One of the major things to decide upon is which type of wood you want. This will impact both the appearance of the building and the practical properties of the cladding.
Oak is a very hardwearing wood. In fact its durability and natural resistance to rot and pests mean that it’s sometimes used without being treated. Using a protective treatment such as D1 Pro hardwood oil is still definitely advised in order to avoid damage. This will give an oiled finish, and will prevent the discolouration and staining that oak experiences.
Oak offers a natural, attractive appearance, and though not the cheapest, it’s not the most expensive either. This is partly because it tends to be either grown in the UK or imported from relatively nearby European nations.
Western Red Cedar
This is one of the most popular species for wood cladding. It’s a softwood and is therefore less resistant to physical knocks and scrapes than oak. However, good-quality heartwood is similarly weather resistant, though also shares oak’s tendency to discolour. For this reason, a protective treatment is advisable.

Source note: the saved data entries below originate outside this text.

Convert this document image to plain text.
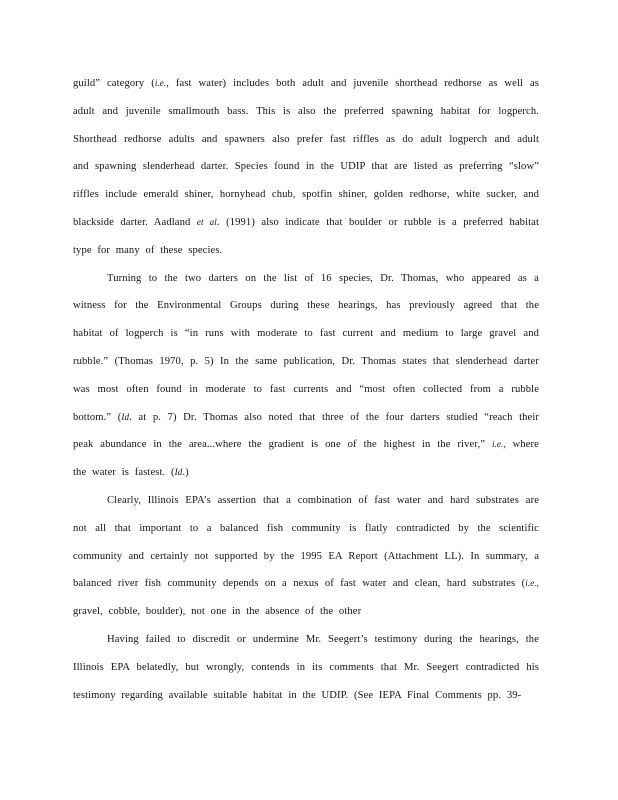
guild” category (i.e., fast water) includes both adult and juvenile shorthead redhorse as well as adult and juvenile smallmouth bass. This is also the preferred spawning habitat for logperch. Shorthead redhorse adults and spawners also prefer fast riffles as do adult logperch and adult and spawning slenderhead darter. Species found in the UDIP that are listed as preferring “slow” riffles include emerald shiner, hornyhead chub, spotfin shiner, golden redhorse, white sucker, and blackside darter. Aadland et al. (1991) also indicate that boulder or rubble is a preferred habitat type for many of these species.

Turning to the two darters on the list of 16 species, Dr. Thomas, who appeared as a witness for the Environmental Groups during these hearings, has previously agreed that the habitat of logperch is “in runs with moderate to fast current and medium to large gravel and rubble.” (Thomas 1970, p. 5) In the same publication, Dr. Thomas states that slenderhead darter was most often found in moderate to fast currents and “most often collected from a rubble bottom.” (Id. at p. 7) Dr. Thomas also noted that three of the four darters studied “reach their peak abundance in the area...where the gradient is one of the highest in the river,” i.e., where the water is fastest. (Id.)

Clearly, Illinois EPA’s assertion that a combination of fast water and hard substrates are not all that important to a balanced fish community is flatly contradicted by the scientific community and certainly not supported by the 1995 EA Report (Attachment LL). In summary, a balanced river fish community depends on a nexus of fast water and clean, hard substrates (i.e., gravel, cobble, boulder), not one in the absence of the other

Having failed to discredit or undermine Mr. Seegert’s testimony during the hearings, the Illinois EPA belatedly, but wrongly, contends in its comments that Mr. Seegert contradicted his testimony regarding available suitable habitat in the UDIP. (See IEPA Final Comments pp. 39-
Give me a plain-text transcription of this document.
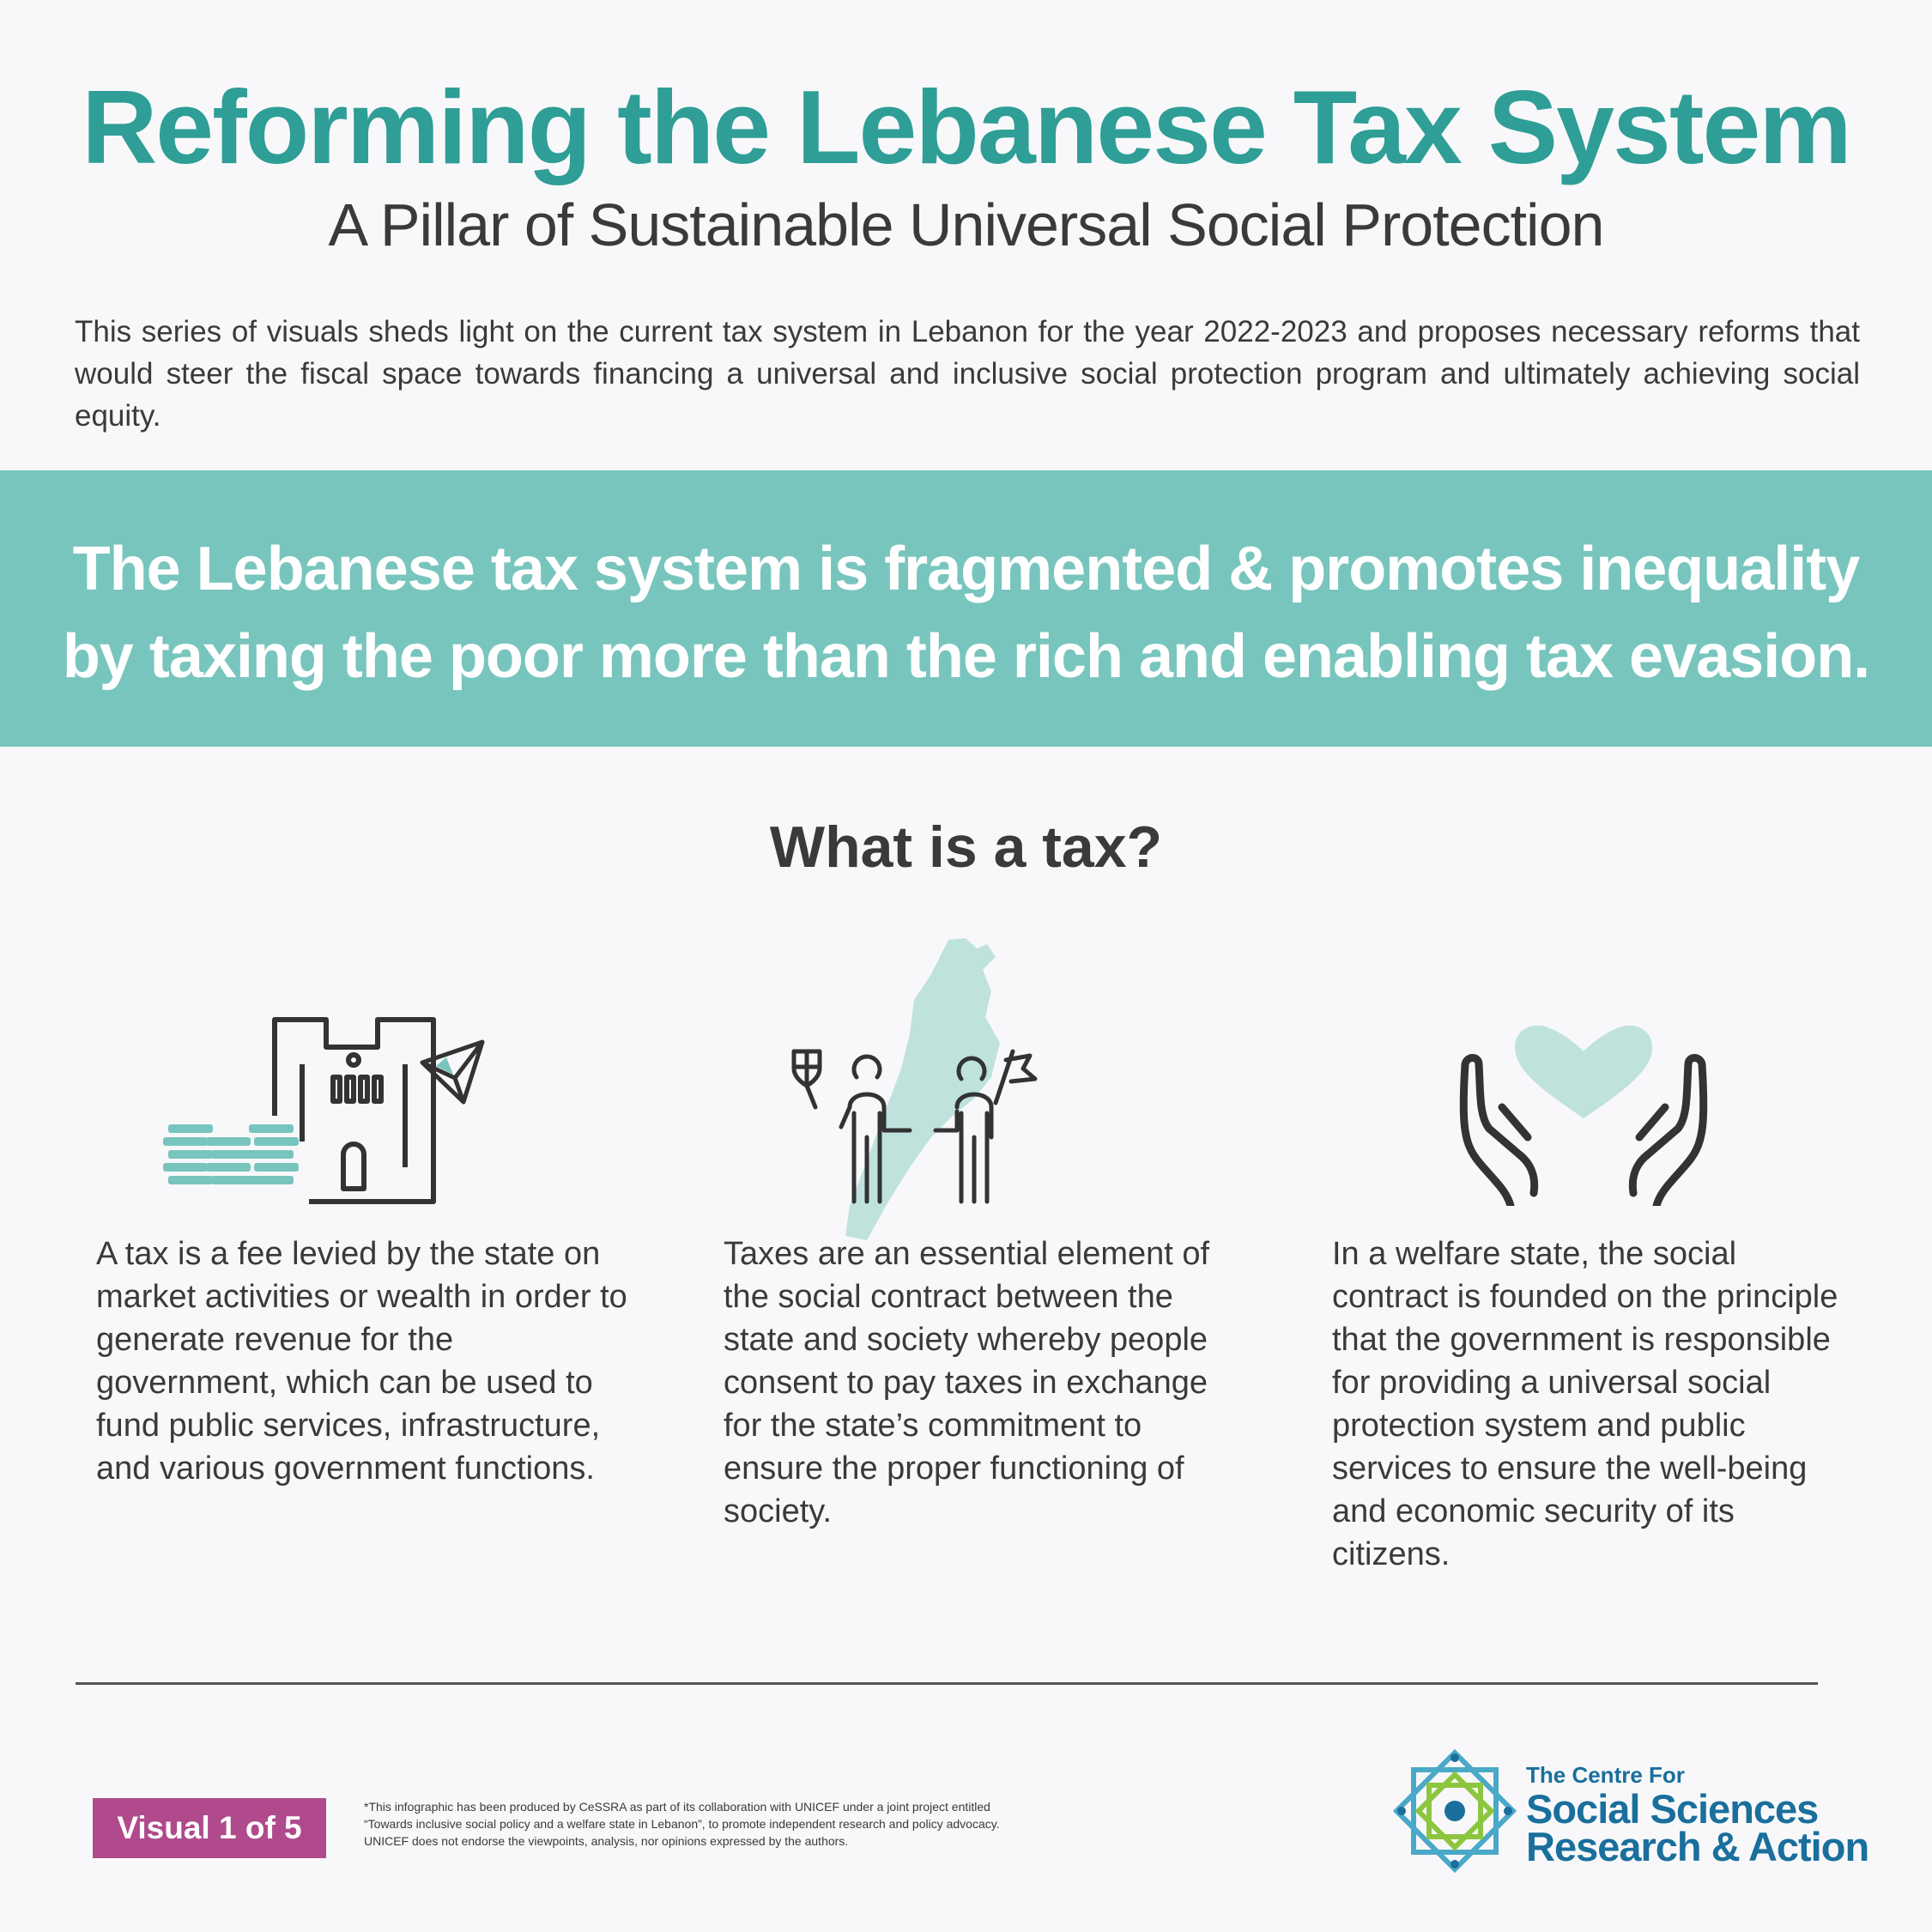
Reforming the Lebanese Tax System
A Pillar of Sustainable Universal Social Protection

This series of visuals sheds light on the current tax system in Lebanon for the year 2022-2023 and proposes necessary reforms that would steer the fiscal space towards financing a universal and inclusive social protection program and ultimately achieving social equity.

The Lebanese tax system is fragmented & promotes inequality
by taxing the poor more than the rich and enabling tax evasion.
What is a tax?

A tax is a fee levied by the state on market activities or wealth in order to generate revenue for the government, which can be used to fund public services, infrastructure, and various government functions.

Taxes are an essential element of the social contract between the state and society whereby people consent to pay taxes in exchange for the state’s commitment to ensure the proper functioning of society.

In a welfare state, the social contract is founded on the principle that the government is responsible for providing a universal social protection system and public services to ensure the well-being and economic security of its citizens.

Visual 1 of 5

*This infographic has been produced by CeSSRA as part of its collaboration with UNICEF under a joint project entitled “Towards inclusive social policy and a welfare state in Lebanon”, to promote independent research and policy advocacy. UNICEF does not endorse the viewpoints, analysis, nor opinions expressed by the authors.

The Centre For
Social Sciences
Research & Action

For a natural look we would suggest Textrol wood oil or Aquadecks water-based wood finish. However, Shed & Fence Paint will give a coloured opaque matt finish if you’re looking for a bold statement. It’s a relatively expensive choice of wood, partly because most of the supply is still imported from North America. It’s not suitable for use with non-galvanised, non-stainless steel fittings as the oils in the wood encourage rust.
Douglas Fir is a softwood and has a reputation for being another wood that can be used untreated. However, this is only true of certain grades. We would recommend protecting it using a saturating wood oil to prevent damage; this can be costly, or sometimes impossible to repair.

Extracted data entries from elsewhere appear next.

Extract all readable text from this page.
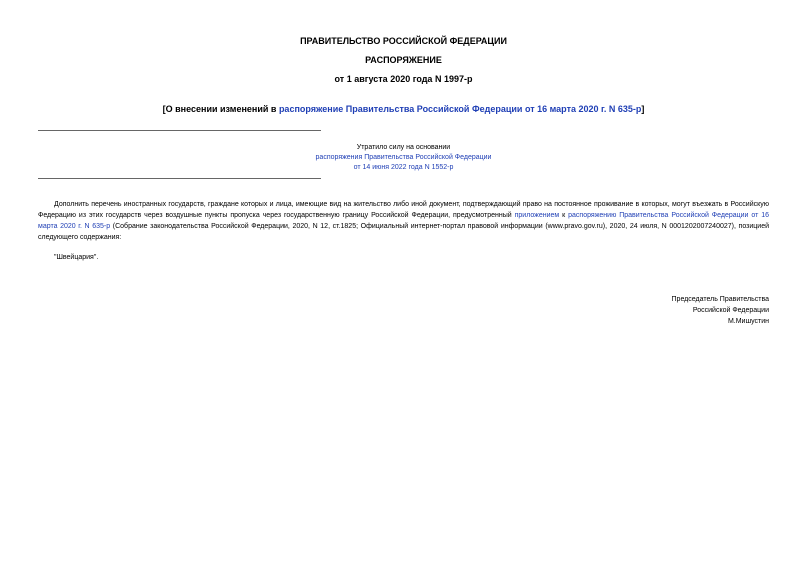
ПРАВИТЕЛЬСТВО РОССИЙСКОЙ ФЕДЕРАЦИИ
РАСПОРЯЖЕНИЕ
от 1 августа 2020 года N 1997-р
[О внесении изменений в распоряжение Правительства Российской Федерации от 16 марта 2020 г. N 635-р]
Утратило силу на основании
распоряжения Правительства Российской Федерации
от 14 июня 2022 года N 1552-р
Дополнить перечень иностранных государств, граждане которых и лица, имеющие вид на жительство либо иной документ, подтверждающий право на постоянное проживание в которых, могут въезжать в Российскую Федерацию из этих государств через воздушные пункты пропуска через государственную границу Российской Федерации, предусмотренный приложением к распоряжению Правительства Российской Федерации от 16 марта 2020 г. N 635-р (Собрание законодательства Российской Федерации, 2020, N 12, ст.1825; Официальный интернет-портал правовой информации (www.pravo.gov.ru), 2020, 24 июля, N 0001202007240027), позицией следующего содержания:
"Швейцария".
Председатель Правительства
Российской Федерации
М.Мишустин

The expected service life of 25-30 years, while respectable, is also less than many other species. Douglas fir is, however, resistant to impact damage, relatively easy to obtain, and less prone to movement than other species. Boards are also available in longer continuous lengths than most other species, as the trees tend to grow tall and straight.
Pine is a not really a stand-out wood cladding material in any area such as weather-resistance or durability. It is, however, a readily-available and relatively low-cost wood cladding solution. A quality treatment will definitely be necessary to keep your pine in good condition. This will also ensure a decent service life.
Textrol wood oil, Textrol HES single coat finish, or D1 Pro hardwood oil will give powerful, low-maintenance protection with an oiled finish. Shed & Fence Paint will offer similarly robust preservation properties and a choice of less natural but more colourful tones.